Most of my Ah-Ha moments in writing came when reading either the Greats or the Trash. Now capital T Trash is not confined to genre, as some snobs might dictate, but can be found in everything from horror to the shelves so generically labelled "Literature" at your local big box store. But there was an epiphany that started to form in reading Hemingway and Le Carre and "`Salem's Lot," as much as it started to form reading bad gorefests and pretentious purple prose that sought more to obfuscate than to illuminate. You should read mostly good books, of course, but reading bad books can show how NOT to do it.
And it, in this case, is tension. The epiphany, which, to be honest, was less of a lightning strike than an electrical hum growing louder over time, was that tension was an art unto itself. It required a few major pieces, but the biggest seemed to be patience. To truly build tension, whether it's in an Elmore Leonard crime caper or a Geoffrey Euginedes story of family, required patience on the part of the writer. You had to be willing to dole out your brilliant story in small pieces that might, on the surface, seem inconsequential. But as they began to stack up, the reader got hooked. They had to know just what puzzle these little pieces they're being given came together to complete.

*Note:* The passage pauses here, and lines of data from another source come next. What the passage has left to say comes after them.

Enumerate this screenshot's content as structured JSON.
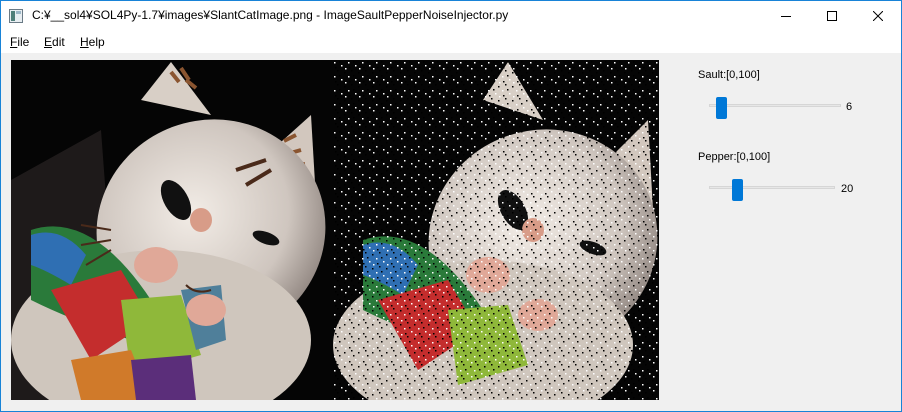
{
  "window": {
    "title": "C:¥__sol4¥SOL4Py-1.7¥images¥SlantCatImage.png - ImageSaultPepperNoiseInjector.py"
  },
  "menu": {
    "file": "ile",
    "file_mnemonic": "F",
    "edit": "dit",
    "edit_mnemonic": "E",
    "help": "elp",
    "help_mnemonic": "H"
  },
  "images": {
    "original": "cat-figurine-image",
    "noisy": "cat-figurine-noisy-image"
  },
  "controls": {
    "sault": {
      "label": "Sault:[0,100]",
      "value": "6",
      "fraction": 0.06
    },
    "pepper": {
      "label": "Pepper:[0,100]",
      "value": "20",
      "fraction": 0.2
    }
  },
  "colors": {
    "accent": "#0078d7",
    "frame": "#1883d7"
  }
}
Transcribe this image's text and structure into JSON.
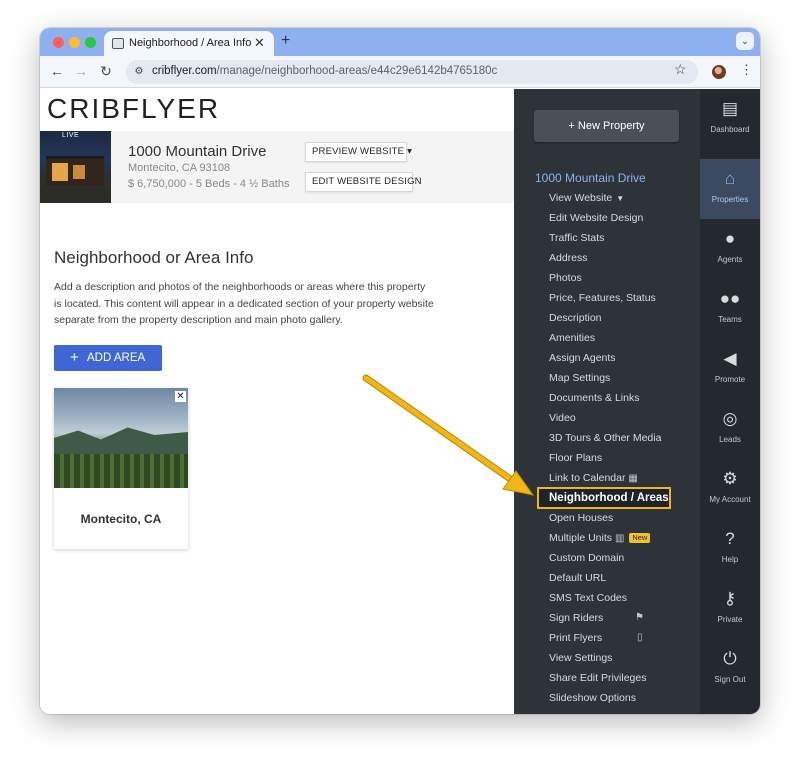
{
  "browser": {
    "tab_title": "Neighborhood / Area Info",
    "url_host": "cribflyer.com",
    "url_path": "/manage/neighborhood-areas/e44c29e6142b4765180c"
  },
  "page": {
    "logo": "CRIBFLYER",
    "property": {
      "live_badge": "LIVE",
      "address": "1000 Mountain Drive",
      "city": "Montecito, CA 93108",
      "stats": "$ 6,750,000 - 5 Beds - 4 ½ Baths",
      "preview_label": "PREVIEW WEBSITE",
      "edit_label": "EDIT WEBSITE DESIGN"
    },
    "heading": "Neighborhood or Area Info",
    "description": "Add a description and photos of the neighborhoods or areas where this property is located. This content will appear in a dedicated section of your property website separate from the property description and main photo gallery.",
    "add_area_label": "ADD AREA",
    "areas": [
      {
        "title": "Montecito, CA"
      }
    ]
  },
  "menu": {
    "new_property_label": "New Property",
    "property_title": "1000 Mountain Drive",
    "items": [
      "View Website",
      "Edit Website Design",
      "Traffic Stats",
      "Address",
      "Photos",
      "Price, Features, Status",
      "Description",
      "Amenities",
      "Assign Agents",
      "Map Settings",
      "Documents & Links",
      "Video",
      "3D Tours & Other Media",
      "Floor Plans",
      "Link to Calendar",
      "Neighborhood / Areas",
      "Open Houses",
      "Multiple Units",
      "Custom Domain",
      "Default URL",
      "SMS Text Codes",
      "Sign Riders",
      "Print Flyers",
      "View Settings",
      "Share Edit Privileges",
      "Slideshow Options"
    ],
    "new_badge": "New"
  },
  "rail": [
    {
      "label": "Dashboard",
      "icon": "dashboard-icon"
    },
    {
      "label": "Properties",
      "icon": "properties-icon"
    },
    {
      "label": "Agents",
      "icon": "agent-icon"
    },
    {
      "label": "Teams",
      "icon": "teams-icon"
    },
    {
      "label": "Promote",
      "icon": "megaphone-icon"
    },
    {
      "label": "Leads",
      "icon": "target-icon"
    },
    {
      "label": "My Account",
      "icon": "gear-icon"
    },
    {
      "label": "Help",
      "icon": "help-icon"
    },
    {
      "label": "Private",
      "icon": "key-icon"
    },
    {
      "label": "Sign Out",
      "icon": "power-icon"
    }
  ],
  "colors": {
    "highlight": "#f2b516",
    "accent_button": "#3e66d4",
    "menu_bg": "#2e333a",
    "rail_bg": "#24292f"
  }
}
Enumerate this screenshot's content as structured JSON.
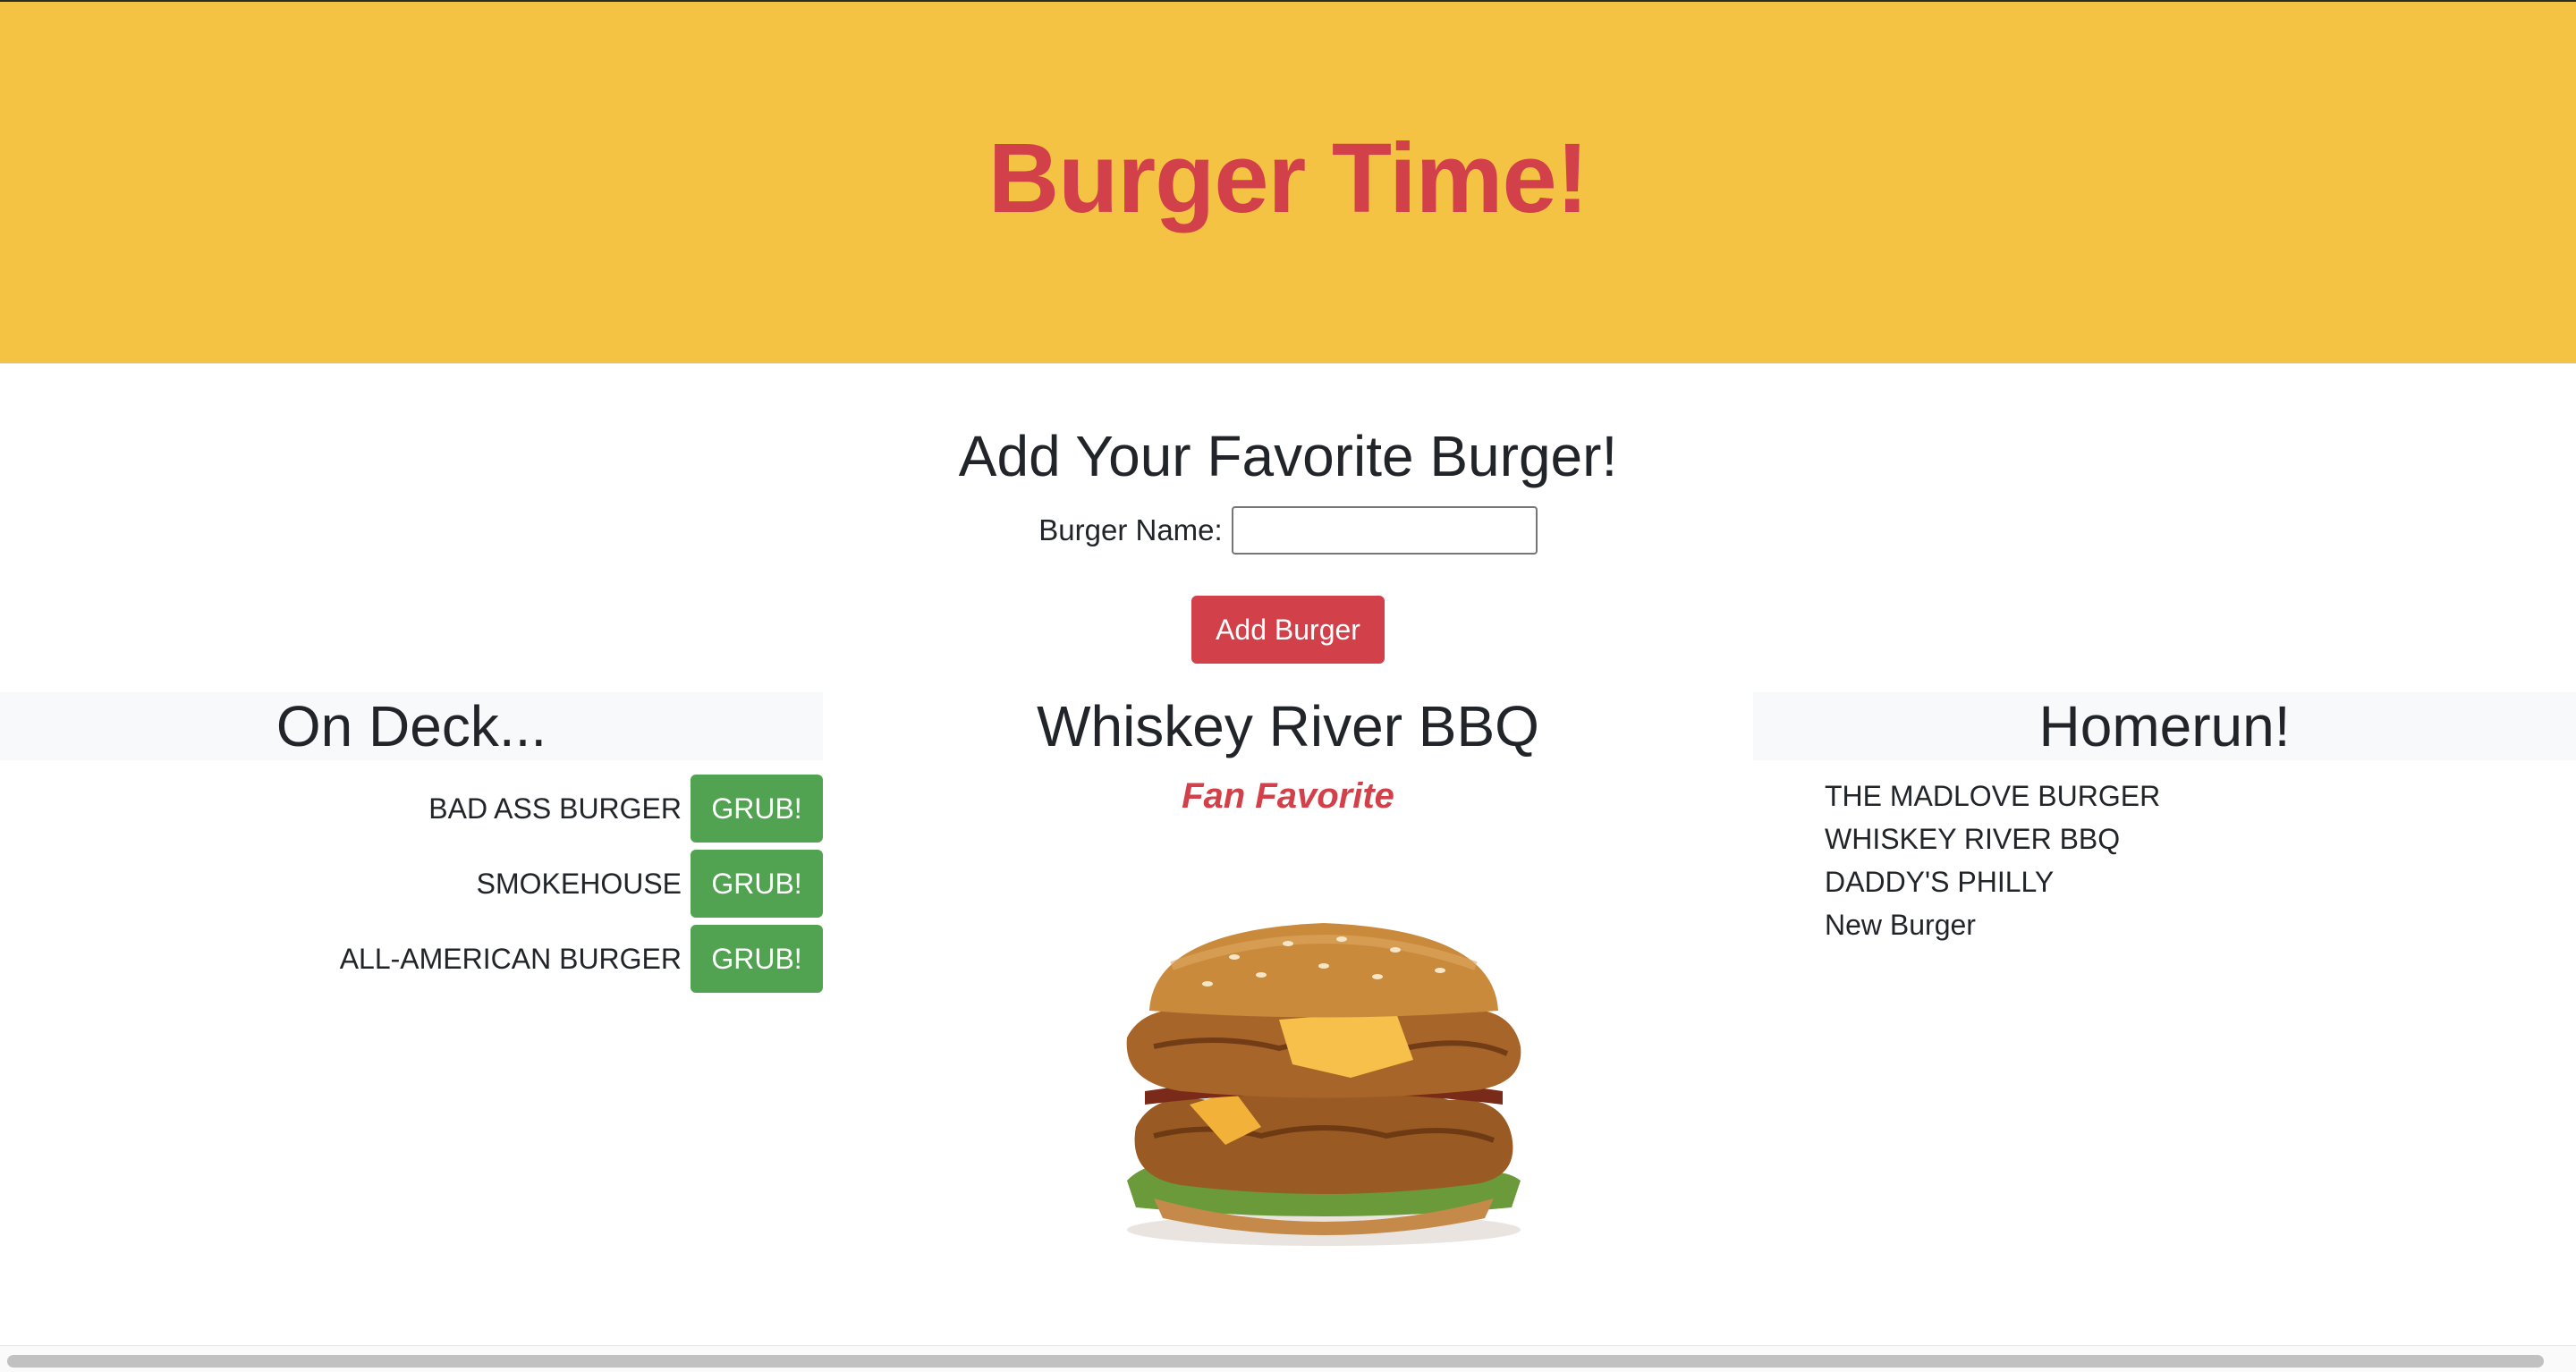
{
  "header": {
    "title": "Burger Time!"
  },
  "form": {
    "heading": "Add Your Favorite Burger!",
    "label": "Burger Name:",
    "input_value": "",
    "input_placeholder": "",
    "submit_label": "Add Burger"
  },
  "on_deck": {
    "heading": "On Deck...",
    "items": [
      {
        "name": "BAD ASS BURGER",
        "button": "GRUB!"
      },
      {
        "name": "SMOKEHOUSE",
        "button": "GRUB!"
      },
      {
        "name": "ALL-AMERICAN BURGER",
        "button": "GRUB!"
      }
    ]
  },
  "feature": {
    "title": "Whiskey River BBQ",
    "subtitle": "Fan Favorite",
    "image_icon": "burger-image"
  },
  "homerun": {
    "heading": "Homerun!",
    "items": [
      "THE MADLOVE BURGER",
      "WHISKEY RIVER BBQ",
      "DADDY'S PHILLY",
      "New Burger"
    ]
  },
  "colors": {
    "hero_bg": "#f5c344",
    "accent_red": "#d2404a",
    "grub_green": "#51a351",
    "panel_header_bg": "#f8f9fa"
  }
}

Sure, there are other components. A healthy dose of paranoia, for one. Mood and atmosphere for another. And character, let's not forget that. But where most of the Trash got it wrong was with pure impatience. The authors of those bad books had ideas they wanted to get across and couldn't wait to put them on the page. Thus, when the tension was non-existent, it was primarily because I had all the pieces to the puzzle too early. I don't care how phenomenal the climactic fight is or how horrible the monster is when confronted if the tension doesn't pull me along to those scenes.
It's a bit like sex without foreplay. Sure, it'll scratch the itch, but it isn't memorable.